キミノオト
「だから言ったでしょ!絶対陽貴の好みだと思った。ちなみに俺は、派手髪な子のほうが好み」
「きいてないよー」
誠のアピールにすかさず突っ込む綾ちゃんのおかげで少し冷静さを取り戻した。
とはいえ、ついつい後ろに気がいってしまう。
どうやら、最近心に響いた曲の話をしているらしい。
「そうだなぁ…あ、ドラマの主題歌になってた曲」
「あ、これ今めちゃ人気のバンドの曲だよ。メンバーみんな顔キレイだし。トリノコシってバンド。
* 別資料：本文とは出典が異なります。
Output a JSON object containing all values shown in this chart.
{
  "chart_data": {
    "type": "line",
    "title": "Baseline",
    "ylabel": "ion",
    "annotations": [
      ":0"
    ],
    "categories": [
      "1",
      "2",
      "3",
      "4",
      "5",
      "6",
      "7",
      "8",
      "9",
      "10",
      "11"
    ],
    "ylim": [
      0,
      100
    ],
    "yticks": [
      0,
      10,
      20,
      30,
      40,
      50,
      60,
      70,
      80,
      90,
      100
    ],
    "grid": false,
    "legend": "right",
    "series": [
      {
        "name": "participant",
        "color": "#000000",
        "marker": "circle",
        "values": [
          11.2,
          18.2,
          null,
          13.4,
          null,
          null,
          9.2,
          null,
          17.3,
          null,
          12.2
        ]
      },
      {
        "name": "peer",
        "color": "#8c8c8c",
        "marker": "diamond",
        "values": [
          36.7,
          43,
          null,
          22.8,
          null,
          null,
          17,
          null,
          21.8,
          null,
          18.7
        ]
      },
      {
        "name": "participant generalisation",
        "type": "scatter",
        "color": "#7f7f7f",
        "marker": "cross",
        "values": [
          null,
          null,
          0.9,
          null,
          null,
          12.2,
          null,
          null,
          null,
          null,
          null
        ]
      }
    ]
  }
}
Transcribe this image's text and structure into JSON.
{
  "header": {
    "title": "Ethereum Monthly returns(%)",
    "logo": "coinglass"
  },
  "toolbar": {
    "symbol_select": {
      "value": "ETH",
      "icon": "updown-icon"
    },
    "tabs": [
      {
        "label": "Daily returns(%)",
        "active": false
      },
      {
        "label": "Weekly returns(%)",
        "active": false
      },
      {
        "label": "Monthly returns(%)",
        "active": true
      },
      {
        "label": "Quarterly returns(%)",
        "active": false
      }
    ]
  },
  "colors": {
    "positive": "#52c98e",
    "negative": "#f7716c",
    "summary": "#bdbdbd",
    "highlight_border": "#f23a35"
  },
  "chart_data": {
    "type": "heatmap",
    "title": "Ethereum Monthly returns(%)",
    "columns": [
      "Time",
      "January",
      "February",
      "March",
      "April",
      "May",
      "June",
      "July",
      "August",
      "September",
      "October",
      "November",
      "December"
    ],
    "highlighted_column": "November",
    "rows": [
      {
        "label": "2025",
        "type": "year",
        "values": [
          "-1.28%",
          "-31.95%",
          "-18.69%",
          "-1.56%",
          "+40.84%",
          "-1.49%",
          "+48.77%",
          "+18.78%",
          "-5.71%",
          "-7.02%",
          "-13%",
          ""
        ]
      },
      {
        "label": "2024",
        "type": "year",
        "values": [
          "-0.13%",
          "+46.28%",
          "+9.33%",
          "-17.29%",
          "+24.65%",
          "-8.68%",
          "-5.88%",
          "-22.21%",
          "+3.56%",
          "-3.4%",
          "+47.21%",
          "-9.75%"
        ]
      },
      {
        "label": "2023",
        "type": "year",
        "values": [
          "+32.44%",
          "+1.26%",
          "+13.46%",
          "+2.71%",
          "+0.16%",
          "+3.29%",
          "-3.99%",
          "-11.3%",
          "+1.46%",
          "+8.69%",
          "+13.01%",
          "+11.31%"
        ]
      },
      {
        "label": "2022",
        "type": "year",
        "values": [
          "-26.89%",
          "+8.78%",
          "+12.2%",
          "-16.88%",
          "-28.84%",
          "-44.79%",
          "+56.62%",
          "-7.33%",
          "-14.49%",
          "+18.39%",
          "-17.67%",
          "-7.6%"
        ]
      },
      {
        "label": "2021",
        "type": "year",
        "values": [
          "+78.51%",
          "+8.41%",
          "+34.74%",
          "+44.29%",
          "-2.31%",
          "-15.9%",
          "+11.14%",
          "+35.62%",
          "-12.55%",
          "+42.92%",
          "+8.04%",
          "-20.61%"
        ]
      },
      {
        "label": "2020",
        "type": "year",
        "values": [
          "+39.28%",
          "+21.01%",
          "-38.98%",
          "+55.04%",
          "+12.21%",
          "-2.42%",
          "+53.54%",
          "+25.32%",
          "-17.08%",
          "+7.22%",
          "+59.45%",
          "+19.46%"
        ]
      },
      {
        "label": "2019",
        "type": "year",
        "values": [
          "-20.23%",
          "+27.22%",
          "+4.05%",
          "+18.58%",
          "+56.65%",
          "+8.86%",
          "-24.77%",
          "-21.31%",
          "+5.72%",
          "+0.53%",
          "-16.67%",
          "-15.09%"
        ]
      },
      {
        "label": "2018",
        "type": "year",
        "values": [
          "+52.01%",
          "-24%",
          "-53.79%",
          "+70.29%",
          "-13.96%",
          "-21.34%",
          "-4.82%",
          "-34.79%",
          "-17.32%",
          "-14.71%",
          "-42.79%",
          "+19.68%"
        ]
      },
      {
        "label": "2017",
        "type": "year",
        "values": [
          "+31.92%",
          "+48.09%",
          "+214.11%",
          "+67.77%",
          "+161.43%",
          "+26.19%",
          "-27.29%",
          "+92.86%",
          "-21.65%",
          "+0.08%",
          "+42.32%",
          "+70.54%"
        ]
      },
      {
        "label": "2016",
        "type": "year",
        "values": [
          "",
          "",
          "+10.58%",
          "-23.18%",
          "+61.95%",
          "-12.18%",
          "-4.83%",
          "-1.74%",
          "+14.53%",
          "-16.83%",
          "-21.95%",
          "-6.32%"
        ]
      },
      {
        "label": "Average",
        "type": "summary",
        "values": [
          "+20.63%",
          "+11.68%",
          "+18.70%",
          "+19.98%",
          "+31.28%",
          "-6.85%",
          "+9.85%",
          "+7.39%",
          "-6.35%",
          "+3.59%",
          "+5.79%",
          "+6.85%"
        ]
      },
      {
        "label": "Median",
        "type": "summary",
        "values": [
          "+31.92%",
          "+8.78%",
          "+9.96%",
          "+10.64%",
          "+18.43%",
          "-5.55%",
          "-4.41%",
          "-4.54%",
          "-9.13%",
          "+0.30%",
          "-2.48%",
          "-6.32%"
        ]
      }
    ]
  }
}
」
突然出てきた自分たちの話題に、緊張が走る。
「絶対、この曲を作った人は心のきれいな優しい人だと思う」
動揺した。
純粋に曲だけで、俺のことをそんな風に評価してくれる人がいるなんて。
感動すら覚えていた俺は、つい手に持っていたペットボトルを落としてしまった。
「大丈夫ですか?」
そういって、すぐにペットボトルを拾い上げてくれたその子を正面から見つめる。
澄んだ大きな瞳と目が合うと、つい自然と微笑んでしまった。
「ありがとうございます」
途端に恥ずかしそうに顔を赤らめるこの子のことを、さらにかわいいと思ってしまった。